3. I have never figured out what's strange or wrong about Ihaka's example. This is how lexical scoping works. Inside the function, the x variable is shadowed -- in this case only if the predicate evaluates to TRUE. When return is called, R first looks for an x in the function environment then, if it can't be found, looks in the calling environment. Unless I am missing something about this particular example, this is standard behavior for lexically scoped languages. Just because there is an artificial random component added into the mix doesn't mean scoping is a problem.

4. Ihaka's example illustrates that R's scoping is not "lexical" but rather dynamic with deep binding.

"Lexical" derives from "lexis," referring to written words. In a lexically scoped language, variable should derive strictly from the text of the code. That is, you should be able to resolve the scope of an identifier directly by scanning the source code -- not by simulating the execution of the code. Ihaka's example shows that this is false of R, in order to resolve the location of "x" you must simulate the call to runif.

This requirement, that scoping can be determined without executing, is important because in a lexically scoped language, name resolution can be done ahead of time -- during the compilation phase, each symbol appearing in the code is replaced by a pointer offset and an integer.
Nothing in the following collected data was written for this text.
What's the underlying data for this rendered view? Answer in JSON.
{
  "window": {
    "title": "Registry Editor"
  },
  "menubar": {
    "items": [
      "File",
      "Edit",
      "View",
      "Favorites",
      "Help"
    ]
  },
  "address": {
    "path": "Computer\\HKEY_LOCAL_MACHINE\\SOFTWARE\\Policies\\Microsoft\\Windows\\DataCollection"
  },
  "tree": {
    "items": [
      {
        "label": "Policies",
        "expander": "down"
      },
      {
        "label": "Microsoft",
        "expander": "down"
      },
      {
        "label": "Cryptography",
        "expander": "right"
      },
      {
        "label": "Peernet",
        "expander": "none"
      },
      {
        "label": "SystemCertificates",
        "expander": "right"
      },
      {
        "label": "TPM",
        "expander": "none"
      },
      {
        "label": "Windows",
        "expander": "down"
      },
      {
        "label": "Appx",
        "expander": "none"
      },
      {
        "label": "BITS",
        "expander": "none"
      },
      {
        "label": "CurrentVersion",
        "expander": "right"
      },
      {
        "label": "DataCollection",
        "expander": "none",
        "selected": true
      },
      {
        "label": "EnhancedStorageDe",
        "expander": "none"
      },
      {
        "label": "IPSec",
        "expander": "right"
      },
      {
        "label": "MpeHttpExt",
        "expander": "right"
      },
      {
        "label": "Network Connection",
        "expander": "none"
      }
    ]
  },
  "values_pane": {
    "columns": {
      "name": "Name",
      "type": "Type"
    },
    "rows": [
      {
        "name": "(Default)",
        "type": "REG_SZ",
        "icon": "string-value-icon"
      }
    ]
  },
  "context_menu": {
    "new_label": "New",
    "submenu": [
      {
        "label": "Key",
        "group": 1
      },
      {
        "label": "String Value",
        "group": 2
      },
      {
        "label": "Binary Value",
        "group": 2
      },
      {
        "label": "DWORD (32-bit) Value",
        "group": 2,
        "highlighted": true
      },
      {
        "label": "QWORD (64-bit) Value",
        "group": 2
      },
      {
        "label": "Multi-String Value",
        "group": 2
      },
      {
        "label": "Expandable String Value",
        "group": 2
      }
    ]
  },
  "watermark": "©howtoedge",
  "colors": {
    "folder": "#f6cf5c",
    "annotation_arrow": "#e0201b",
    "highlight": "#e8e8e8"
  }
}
This is described in the original Scheme paper. ( http://dspace.mit.edu/handle/1721.1/5794 )

R, in contrast, has no ahead-of-time information on where variables are to be found, so it is stuck with explicitly scanning through linked lists of environments every time it wants to retrieve the value of "x", which is why R spends a good percentage of its execution time just looking up the values of variables even in byte-compiled code. At the implementation level it is not like the lexical scoping of Scheme, but the less efficient "deep binding" construct of Lisp 1.5 (as described in the paper "The function of FUNCTION in Lisp" http://dspace.mit.edu/handle/1721.1/5854 )